How we maintain both HTTP and HTTPS mirrorsSeptember 30, 2020
GitHub Pages is an awesome feature that came out a few years ago on GitHub to allow for basic, static-file HTML websites to be hosted free of charge on GitHub. It can be a bit confusing to understand in the beginning, because you must connect one of your repos to be used for a given domain.
For example, our littlebizzy/slickstack repo is what powers the https://mirrors.slickstack.io live website, a subdomain. But when you look at that repo on GitHub it is rather large, because it also contains all the scripts and files for the SlickStack project itself. In other words, you can use a repo for both a software project AND also a GitHub Pages website… or not, if you prefer.
Anyway, in our case, we are using GitHub Pages for our public mirrors server. This allows any Ubuntu server that wants to install SlickStack to see all the source files publicly to make things very transparent… these files are pulled via SSH (wget) but can also be browsed on the web too.
The problem is that wget over HTTPS creates a lot of challenges with making scripts both secure and simple, so most “mirrors” servers are still using HTTP to this day.
So for our scripts we wanted to support HTTP, but for SEO reasons we wanted to use HTTPS. What a dilemna!
The answer was to allow BOTH protocols to load, which is actually the default in GitHub Pages settings… however, instead of enabling the HTTPS redirect option in GitHub settings, we simply added a canonical meta tag in the header using Jekyll SEO to ensure the HTTPS version was set as the “canonical” version of GitHub Pages site.

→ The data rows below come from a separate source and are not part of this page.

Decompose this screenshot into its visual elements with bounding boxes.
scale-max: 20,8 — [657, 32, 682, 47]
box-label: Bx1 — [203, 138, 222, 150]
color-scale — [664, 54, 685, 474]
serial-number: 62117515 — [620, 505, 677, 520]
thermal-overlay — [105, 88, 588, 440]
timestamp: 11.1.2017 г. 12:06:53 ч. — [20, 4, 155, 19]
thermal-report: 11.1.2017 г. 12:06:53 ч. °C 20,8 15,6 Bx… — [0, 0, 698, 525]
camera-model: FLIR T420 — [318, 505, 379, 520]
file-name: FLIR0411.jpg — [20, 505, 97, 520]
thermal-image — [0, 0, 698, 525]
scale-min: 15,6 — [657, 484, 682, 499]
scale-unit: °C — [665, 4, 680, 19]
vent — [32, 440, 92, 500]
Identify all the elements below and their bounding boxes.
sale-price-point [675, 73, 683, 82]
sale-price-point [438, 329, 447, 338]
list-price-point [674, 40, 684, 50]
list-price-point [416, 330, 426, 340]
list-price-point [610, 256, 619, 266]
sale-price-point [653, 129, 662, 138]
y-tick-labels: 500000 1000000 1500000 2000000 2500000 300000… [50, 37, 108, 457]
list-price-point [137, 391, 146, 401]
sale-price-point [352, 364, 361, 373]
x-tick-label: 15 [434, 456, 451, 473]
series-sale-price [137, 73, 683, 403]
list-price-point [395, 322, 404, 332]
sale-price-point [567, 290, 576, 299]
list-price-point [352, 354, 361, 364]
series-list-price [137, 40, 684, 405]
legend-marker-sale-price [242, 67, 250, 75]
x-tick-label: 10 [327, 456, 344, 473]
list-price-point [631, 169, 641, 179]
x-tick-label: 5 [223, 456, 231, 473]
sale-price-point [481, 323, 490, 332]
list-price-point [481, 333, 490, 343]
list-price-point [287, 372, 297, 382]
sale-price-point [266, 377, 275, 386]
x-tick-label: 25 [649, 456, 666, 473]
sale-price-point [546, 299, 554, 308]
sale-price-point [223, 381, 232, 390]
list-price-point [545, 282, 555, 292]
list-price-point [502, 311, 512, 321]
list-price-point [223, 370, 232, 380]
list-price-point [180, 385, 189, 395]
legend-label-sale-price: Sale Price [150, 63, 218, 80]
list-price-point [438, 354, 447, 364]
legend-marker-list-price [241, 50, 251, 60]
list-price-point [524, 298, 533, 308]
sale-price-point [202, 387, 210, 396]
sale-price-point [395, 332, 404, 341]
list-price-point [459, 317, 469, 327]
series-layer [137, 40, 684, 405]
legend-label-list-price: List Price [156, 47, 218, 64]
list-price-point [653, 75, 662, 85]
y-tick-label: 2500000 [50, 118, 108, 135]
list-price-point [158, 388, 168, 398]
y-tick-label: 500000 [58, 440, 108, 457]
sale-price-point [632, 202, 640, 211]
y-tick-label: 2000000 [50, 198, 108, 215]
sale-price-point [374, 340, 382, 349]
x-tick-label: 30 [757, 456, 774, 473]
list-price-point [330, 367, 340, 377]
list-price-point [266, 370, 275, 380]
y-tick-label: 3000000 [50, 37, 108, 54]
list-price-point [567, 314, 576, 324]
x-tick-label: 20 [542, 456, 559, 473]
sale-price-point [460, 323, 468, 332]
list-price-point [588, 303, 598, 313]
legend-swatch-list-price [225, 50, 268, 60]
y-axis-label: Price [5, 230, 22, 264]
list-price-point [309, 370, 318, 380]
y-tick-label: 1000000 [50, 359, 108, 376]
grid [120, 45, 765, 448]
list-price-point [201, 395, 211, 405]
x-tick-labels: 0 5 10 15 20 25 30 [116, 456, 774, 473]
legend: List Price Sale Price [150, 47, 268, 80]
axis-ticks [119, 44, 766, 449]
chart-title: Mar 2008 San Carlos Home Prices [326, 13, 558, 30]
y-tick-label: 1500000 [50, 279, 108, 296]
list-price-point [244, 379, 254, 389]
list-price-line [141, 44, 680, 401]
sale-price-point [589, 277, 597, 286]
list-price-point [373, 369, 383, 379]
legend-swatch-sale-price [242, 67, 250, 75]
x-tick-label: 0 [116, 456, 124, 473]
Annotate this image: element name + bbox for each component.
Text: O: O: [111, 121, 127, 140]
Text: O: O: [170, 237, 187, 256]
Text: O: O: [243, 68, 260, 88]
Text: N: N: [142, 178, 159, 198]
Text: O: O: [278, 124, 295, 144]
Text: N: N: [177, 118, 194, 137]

Yes, this a rather janky fix, but is it still 100% understood by Google robots, while making sure wget can access HTTP version and web/search engines prioritize the HTTPS version.
In addition we added the “mirrors.slickstack.io” domain to our Google GSC panel, and submitted the HTTPS version of the sitemap: https://mirrors.slickstack.io/sitemap.xml … because sitemaps in GSC greatly affect how Google bots prioritize your indexing, we removed the prior sitemap which was the HTTP version so that Google understood our priority was the HTTPS version of the site. We then re-submitted for indexing all the HTTP versions of the subdomain that still existed on Google serps to force the Google bots to recrawl the content and discover the canonical meta tag in the headers, which eventually resulted in the the HTTPS version being indexed into Google, and the non-HTTPS versions being removed from Google search results. Done!